Dans d’autres pays, des facteurs similaires––des milliers d’ex-combattants, un État faible, et une abondance d’armes et munitions––un ont créé des vagues de criminalité urbaine extraordinaires. En El Salvador, Honduras, et Guatemala, des décennies de guerre civile ont cédé la place à l’insécurité urbaine la pire du monde. À la fin de ces guerres, un vaste réservoir d’hommes démobilisés et au chômage, ayant facilement accès à des armes, s’est transformé en groupes criminels organisés, notamment au Salvador, qui possède le taux d’homicides le plus élevé dans le monde. Au Guatemala, des groupes mafieux se sont constitués des services de renseignements de l’État et des forces militaires.

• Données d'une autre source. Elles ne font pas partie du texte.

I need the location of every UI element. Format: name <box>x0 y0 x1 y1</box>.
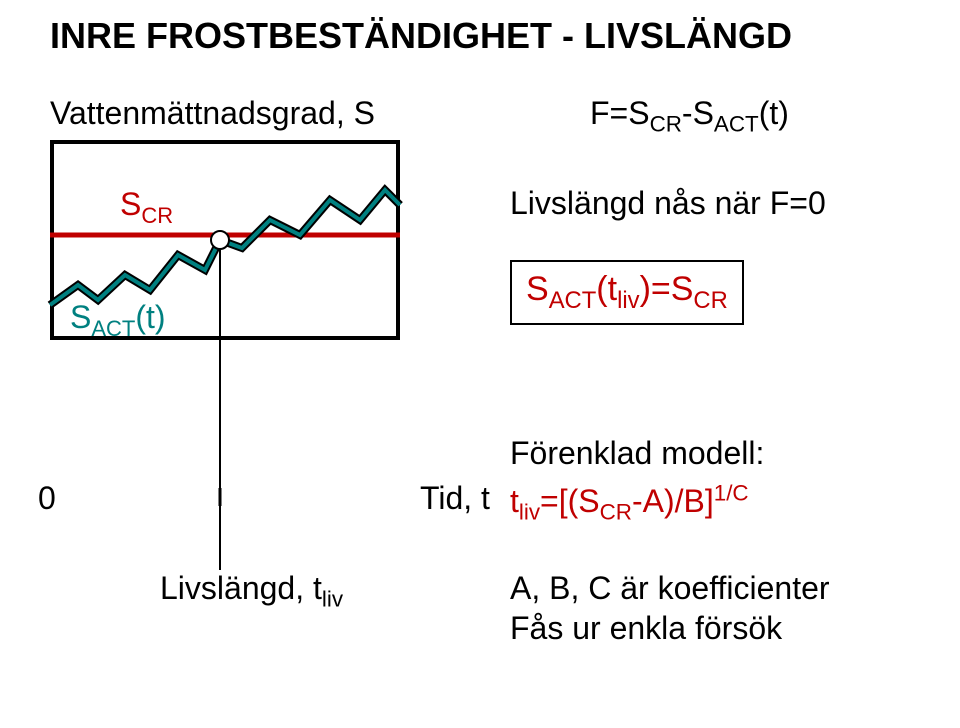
chart-svg: SCR SACT(t) <box>50 140 400 340</box>
axis-tick-svg <box>50 480 400 510</box>
sact-equals-scr-box: SACT(tliv)=SCR <box>510 260 744 325</box>
y-axis-label: Vattenmättnadsgrad, S <box>50 95 375 132</box>
simplified-model-label: Förenklad modell: <box>510 435 764 472</box>
svg-text:SCR: SCR <box>120 186 173 228</box>
svg-text:SACT(t): SACT(t) <box>70 299 166 341</box>
obtained-from-text: Fås ur enkla försök <box>510 610 782 647</box>
coefficients-text: A, B, C är koefficienter <box>510 570 830 607</box>
lifespan-axis-label: Livslängd, tliv <box>160 570 343 612</box>
f-expression: F=SCR-SACT(t) <box>590 95 789 137</box>
lifespan-condition-text: Livslängd nås när F=0 <box>510 185 826 222</box>
page-title: INRE FROSTBESTÄNDIGHET - LIVSLÄNGD <box>50 15 792 57</box>
slide: INRE FROSTBESTÄNDIGHET - LIVSLÄNGD Vatte… <box>0 0 960 728</box>
x-axis-label: Tid, t <box>420 480 490 517</box>
tliv-equation: tliv=[(SCR-A)/B]1/C <box>510 480 749 525</box>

Dans les Kivus, en attendant des réponses plus appropriées, certaines mairies affirment mettre en place des « stratégies » avec des moyens de bord. À Bukavu par exemple, un « conseil urbain de sécurité » est tenu tous les mercredis de la semaine « pour évaluer la situation » et « réajuster » le plan de sécurisation de la ville. « Des patrouilles nocturnes sont ainsi organisées [malgré leurs limites ci-haut épinglées], des check-points intempestifs sont mis en place pour débusquer des malfrats, une campagne d’évacuation des kiosques et épaves de véhicules, possibles cachettes des bandits, a été lancée et des sensibilisations des cadres de base dans les quartiers sont en cours pour identifier les nouveaux venus », énumère le maire de Bukavu.

Toutefois, ces mesures ne sont pas nouvelles. Au début de 2018, le gouvernement du Sud-Kivu avait lancé des opérations “Tujikinge” contre l’insécurité en milieu urbain, mais sans pouvoir mettre fin aux bandes de criminels qui opèrent.